Il y a un an, le gouvernement russe a amendé le barème des tarifs douaniers pour encourager l'importation de composantes automobiles. Ces amendements autorisent le producteur à importer les composantes en franchise ou contre une taxe symbolique de 3% à 5%, mais à condition qu'il s'engage à réduire de 30% la liste des composantes importées en franchise dans les dix ans, clause acceptée par tous les géants étrangers de l'automobile.

En 1999, année de la signature des accords avec Ford, on entendait par "localisation" la part des biens et des services fabriqués en Russie. Aujourd'hui, ce terme signifie la part des composantes fabriquées par des compagnies russes en général dans la structure du prix de revient. Pour Ford, cela veut dire que son niveau de localisation ne dépassera pas 20% et qu'il devra transférer la fabrication de composantes en Russie.

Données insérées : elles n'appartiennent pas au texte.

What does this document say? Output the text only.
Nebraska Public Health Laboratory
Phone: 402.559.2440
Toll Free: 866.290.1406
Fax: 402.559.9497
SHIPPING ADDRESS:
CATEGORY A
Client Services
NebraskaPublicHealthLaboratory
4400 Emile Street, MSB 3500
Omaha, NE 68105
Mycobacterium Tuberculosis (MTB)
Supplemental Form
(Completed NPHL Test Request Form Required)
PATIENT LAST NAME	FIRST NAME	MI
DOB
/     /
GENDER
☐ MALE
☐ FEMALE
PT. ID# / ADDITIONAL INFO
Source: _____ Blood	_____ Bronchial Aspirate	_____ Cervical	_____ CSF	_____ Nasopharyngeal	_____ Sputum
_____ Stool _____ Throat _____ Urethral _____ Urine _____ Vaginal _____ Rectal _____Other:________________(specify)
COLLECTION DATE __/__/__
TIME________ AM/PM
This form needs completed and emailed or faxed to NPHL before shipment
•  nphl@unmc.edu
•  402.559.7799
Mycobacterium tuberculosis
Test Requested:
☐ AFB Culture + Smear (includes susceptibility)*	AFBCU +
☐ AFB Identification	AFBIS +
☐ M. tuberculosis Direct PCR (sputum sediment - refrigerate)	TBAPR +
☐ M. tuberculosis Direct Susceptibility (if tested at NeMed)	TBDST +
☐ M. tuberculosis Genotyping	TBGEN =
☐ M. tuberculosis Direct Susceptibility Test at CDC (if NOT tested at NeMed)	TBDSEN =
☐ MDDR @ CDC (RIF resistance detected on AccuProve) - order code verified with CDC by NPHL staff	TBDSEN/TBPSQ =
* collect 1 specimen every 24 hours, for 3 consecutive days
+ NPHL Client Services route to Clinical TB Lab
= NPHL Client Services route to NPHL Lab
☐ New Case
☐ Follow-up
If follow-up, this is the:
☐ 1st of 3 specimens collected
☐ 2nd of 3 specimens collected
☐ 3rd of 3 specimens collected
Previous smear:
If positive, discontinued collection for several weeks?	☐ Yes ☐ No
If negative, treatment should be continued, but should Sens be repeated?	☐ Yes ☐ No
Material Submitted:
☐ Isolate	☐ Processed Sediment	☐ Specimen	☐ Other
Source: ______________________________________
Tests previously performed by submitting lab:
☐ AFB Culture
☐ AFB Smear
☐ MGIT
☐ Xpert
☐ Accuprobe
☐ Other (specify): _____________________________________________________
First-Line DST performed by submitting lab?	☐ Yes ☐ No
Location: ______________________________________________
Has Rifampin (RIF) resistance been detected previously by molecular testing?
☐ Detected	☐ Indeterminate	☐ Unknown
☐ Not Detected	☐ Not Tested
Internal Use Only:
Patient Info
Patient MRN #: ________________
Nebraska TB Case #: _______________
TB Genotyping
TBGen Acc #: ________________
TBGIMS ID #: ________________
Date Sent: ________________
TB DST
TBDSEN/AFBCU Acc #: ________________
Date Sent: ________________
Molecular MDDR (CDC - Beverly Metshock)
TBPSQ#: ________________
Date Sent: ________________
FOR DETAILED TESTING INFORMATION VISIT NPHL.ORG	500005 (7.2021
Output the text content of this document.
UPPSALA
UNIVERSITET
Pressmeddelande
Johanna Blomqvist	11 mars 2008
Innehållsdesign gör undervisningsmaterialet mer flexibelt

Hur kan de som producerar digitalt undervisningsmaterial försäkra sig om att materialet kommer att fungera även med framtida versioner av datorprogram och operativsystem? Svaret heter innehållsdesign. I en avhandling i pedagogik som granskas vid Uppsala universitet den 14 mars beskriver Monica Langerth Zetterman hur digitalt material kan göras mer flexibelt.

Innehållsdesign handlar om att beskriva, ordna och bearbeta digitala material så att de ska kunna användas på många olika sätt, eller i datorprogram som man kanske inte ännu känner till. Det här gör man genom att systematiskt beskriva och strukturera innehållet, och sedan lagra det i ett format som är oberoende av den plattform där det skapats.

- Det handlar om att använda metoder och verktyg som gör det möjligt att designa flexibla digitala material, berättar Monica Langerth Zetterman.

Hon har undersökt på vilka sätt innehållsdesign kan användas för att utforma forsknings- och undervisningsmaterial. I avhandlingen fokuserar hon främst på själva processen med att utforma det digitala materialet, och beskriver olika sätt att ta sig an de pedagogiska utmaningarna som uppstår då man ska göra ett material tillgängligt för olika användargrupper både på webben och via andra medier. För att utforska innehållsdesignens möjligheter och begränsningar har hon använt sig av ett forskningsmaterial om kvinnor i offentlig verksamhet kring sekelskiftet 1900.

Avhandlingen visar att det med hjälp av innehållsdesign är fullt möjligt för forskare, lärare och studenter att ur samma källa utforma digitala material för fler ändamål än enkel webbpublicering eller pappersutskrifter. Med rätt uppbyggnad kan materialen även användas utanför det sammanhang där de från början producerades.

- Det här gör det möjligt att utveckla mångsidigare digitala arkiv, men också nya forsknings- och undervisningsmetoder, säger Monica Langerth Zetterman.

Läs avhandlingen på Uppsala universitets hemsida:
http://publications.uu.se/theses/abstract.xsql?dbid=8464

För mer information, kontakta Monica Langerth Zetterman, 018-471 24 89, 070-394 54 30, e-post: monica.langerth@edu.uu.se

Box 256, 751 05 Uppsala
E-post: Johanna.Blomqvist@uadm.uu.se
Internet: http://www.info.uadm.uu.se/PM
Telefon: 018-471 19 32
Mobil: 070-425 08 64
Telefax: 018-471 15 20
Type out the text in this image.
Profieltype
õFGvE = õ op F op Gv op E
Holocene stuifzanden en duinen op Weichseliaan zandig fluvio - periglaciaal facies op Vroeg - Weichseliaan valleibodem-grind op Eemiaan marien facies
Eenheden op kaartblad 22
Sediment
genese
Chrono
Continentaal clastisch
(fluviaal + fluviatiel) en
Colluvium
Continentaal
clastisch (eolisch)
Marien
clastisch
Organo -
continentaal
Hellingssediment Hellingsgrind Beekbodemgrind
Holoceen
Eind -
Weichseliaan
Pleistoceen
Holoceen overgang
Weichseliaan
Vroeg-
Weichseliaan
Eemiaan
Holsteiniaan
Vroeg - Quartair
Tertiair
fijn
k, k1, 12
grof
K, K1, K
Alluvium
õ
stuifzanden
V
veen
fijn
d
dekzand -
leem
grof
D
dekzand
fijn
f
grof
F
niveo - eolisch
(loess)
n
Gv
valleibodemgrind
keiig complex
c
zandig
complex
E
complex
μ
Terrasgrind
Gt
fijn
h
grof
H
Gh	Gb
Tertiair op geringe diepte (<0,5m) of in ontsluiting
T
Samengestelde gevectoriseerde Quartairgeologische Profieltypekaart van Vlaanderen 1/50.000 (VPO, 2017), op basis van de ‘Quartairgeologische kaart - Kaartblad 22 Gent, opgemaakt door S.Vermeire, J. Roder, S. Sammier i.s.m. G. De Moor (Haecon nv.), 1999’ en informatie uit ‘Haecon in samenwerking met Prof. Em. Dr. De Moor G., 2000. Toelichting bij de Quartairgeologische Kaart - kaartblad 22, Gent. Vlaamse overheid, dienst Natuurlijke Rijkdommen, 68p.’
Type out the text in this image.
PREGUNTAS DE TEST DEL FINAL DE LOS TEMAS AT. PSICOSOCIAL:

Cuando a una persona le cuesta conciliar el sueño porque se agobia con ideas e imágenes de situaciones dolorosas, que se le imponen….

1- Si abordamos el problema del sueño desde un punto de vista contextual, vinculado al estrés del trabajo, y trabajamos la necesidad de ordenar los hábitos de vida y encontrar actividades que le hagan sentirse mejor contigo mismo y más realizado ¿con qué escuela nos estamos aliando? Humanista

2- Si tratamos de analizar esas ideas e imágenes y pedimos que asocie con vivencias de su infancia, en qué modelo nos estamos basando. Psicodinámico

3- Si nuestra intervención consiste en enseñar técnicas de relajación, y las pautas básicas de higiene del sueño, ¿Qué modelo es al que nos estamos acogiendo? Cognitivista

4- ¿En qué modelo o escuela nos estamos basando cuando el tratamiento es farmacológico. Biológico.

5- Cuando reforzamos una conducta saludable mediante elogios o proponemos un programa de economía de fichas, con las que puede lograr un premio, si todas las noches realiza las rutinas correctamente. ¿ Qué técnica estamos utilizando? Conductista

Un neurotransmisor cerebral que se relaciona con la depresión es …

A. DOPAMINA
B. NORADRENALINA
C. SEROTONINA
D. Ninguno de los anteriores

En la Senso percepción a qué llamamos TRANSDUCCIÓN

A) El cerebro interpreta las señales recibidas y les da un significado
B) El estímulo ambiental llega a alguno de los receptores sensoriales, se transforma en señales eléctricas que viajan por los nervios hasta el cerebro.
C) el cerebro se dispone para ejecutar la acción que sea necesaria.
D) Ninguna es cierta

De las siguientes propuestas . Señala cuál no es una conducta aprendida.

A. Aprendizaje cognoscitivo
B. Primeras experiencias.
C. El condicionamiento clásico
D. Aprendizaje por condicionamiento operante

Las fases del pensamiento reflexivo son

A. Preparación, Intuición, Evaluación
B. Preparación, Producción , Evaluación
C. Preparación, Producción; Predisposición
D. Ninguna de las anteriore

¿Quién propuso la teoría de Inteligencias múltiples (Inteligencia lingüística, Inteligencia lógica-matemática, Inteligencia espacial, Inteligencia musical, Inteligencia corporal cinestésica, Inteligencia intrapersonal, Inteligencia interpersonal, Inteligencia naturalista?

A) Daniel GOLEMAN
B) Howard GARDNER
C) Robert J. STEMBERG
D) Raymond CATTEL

En amendant les tarifs douaniers en mars dernier, les autorités russes croyaient que le pays serait submergé de composantes automobiles étrangères. Mais ce n'est pas le cas. Par contre, on constate la disposition de certaines compagnies à construire sur le sol russe des usines de fabrication de pièces de rechange... Pour l'instant, les compagnies étrangères fabriquant les composantes automobiles sont gênées par le faible volume du marché intérieur et évitent de coopérer avec les producteurs de composantes russes pour des raisons de qualité. Bref, si le gouvernement a réuni les conditions propices à la localisation de l'assemblage, il n'a pas donné aux compagnies étrangères le temps nécessaire pour développer ce segment du marché. Tout porte à croire qu'il va falloir rechercher un compromis avec les investisseurs étrangers.